Third, priorities. I've posted this before in ED forum and got shot down pretty quick citing culture of the game and so forth. I want to settle down in the game, I don't want to be homeless, pushing around a warp-capable shopping cart with all my worldly possessions. Some quick to disregard it as possibility to allow player-owned enterprises to exist, but that's the other extreme. I want a place to call home for reasons other than "I just make it my home". This is one of many other things that I feel Frontier probably isn't too stupid to realize but doing it on purpose. Powerplay was a pointless addition to the game, IMO. It's another mean to get credit, which we have plenty of, and none really satisfy all the player-base, because guess what, if getting credit is your only objective and someone finds a way to get a ton of credits easily, everyone's on to it, and it gets nerfed and we're back to being divided on different camps. This leads to my next point
Fourth, design choices. So you get rich quick, you have money to buy your ship and then what? This is what you all worried about right? This is what Frontier's worried about right? That the game is so shallow that if most of player base got rich quick and get what they want then they'll be bored and leave the game? If this is how you design the game then yes that's exactly what will happen. At least I can speak for myself, I wanted to walk around the ship, I wanna fly across planets. If you buy a new ship and all you can do with it is fly around in it, yes no matter how big and expensive your ship is, you'll be bored of it quick! This is why I think Frontier shot themselves in the foot by not adding space legs first. You keep players by the content, not by making them grind their way to another shallow content. When I buy a new ship, I want to walk around it, explore it, learn about it. Yes that's content to be added, and it should have been added a long time ago instead of powerplay and the likes. If I dock at a station and have more to do than missions/trading/refueling/spending credits on more shallow content that I can do at any other stations, I'd be more inclined to differentiate one from another. As they are at the moment, stations might as well be numbered for all I care. At least I can type numbers with 1 hand. Space legs should have been added before horizons IMO. Different kind of rewards should have been added too, engineering is a good example, we need more of those. If space leg was added instead of landing on planets, you could have your engineers on the stations instead of planets, and you tell me how much easier that would have been to develop than landing on planets. While the players are busy with those content, you can take your time developing planetary landings. Rewards that aren't just credit will provide other incentives for players to explore different sides of the game other than making banks. At the moment, making banks is the only thing on everyone's mind. Whatever you wanna do come after you've got your bank.
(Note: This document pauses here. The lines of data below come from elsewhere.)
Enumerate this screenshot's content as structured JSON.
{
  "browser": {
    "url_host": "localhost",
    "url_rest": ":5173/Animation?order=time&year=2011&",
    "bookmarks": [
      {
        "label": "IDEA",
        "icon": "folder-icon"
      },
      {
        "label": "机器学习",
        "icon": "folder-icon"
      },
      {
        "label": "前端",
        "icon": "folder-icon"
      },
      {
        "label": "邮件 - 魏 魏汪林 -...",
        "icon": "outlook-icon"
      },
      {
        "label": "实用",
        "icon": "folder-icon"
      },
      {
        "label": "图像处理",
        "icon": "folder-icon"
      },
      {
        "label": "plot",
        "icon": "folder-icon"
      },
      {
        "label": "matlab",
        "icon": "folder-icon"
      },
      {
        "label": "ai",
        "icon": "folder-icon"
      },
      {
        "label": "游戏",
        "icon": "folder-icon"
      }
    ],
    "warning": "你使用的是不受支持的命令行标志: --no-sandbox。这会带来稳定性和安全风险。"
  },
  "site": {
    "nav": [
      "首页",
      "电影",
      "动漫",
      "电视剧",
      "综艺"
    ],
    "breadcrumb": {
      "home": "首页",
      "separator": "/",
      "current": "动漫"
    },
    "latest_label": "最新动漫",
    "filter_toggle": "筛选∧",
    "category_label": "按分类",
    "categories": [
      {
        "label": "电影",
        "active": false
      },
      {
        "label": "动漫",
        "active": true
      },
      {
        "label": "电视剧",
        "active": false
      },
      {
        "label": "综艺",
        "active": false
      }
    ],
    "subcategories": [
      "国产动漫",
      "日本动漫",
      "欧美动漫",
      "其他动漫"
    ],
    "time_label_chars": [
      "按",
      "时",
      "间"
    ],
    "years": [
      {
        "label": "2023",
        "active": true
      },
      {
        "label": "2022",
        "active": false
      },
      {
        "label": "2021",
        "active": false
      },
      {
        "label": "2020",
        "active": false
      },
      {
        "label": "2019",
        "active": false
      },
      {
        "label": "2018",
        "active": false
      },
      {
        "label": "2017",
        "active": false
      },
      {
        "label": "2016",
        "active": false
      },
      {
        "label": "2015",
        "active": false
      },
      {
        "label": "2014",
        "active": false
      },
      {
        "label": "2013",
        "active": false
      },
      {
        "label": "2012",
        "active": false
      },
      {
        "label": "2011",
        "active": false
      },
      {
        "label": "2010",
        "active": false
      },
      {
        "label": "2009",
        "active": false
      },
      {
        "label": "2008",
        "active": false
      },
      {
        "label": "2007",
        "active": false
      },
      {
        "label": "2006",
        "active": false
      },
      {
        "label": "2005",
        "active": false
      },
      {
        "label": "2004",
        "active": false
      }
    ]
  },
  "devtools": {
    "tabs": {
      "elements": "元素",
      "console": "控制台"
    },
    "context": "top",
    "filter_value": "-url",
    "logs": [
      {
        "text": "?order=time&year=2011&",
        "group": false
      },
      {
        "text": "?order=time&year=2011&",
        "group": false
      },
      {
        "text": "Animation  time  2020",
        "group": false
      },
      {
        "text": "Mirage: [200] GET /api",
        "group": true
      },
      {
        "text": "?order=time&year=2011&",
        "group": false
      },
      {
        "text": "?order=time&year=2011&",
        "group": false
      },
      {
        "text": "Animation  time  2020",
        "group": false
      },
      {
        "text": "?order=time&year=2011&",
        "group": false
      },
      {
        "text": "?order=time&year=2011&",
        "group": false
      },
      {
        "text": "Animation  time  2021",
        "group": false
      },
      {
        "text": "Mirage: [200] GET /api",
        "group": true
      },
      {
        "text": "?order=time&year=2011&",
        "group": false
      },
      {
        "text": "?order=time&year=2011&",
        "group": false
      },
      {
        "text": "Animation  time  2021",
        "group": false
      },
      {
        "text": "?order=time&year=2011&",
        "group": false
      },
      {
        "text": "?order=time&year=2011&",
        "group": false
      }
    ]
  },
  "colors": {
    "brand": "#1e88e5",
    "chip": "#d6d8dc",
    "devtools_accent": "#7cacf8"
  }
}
Fifth, progression. Or back to the grind. This is a suggestion. How hard is it to make the progression dynamic for the players? If you play 100 hrs/week, you progress 10x slower than someone who spends 10hrs/week. The rewards dynamically scale down as you spend more time in the game in case you ask how I'd tell 100 hrs/week from 10 hrs/week players. That way you'd be inclusive of both camps of nerf or not to nerf (or buff or not to buff), as well as your player demographics. I don't know if ED does this whether it'd be the first or not but wouldn't it worth a shot?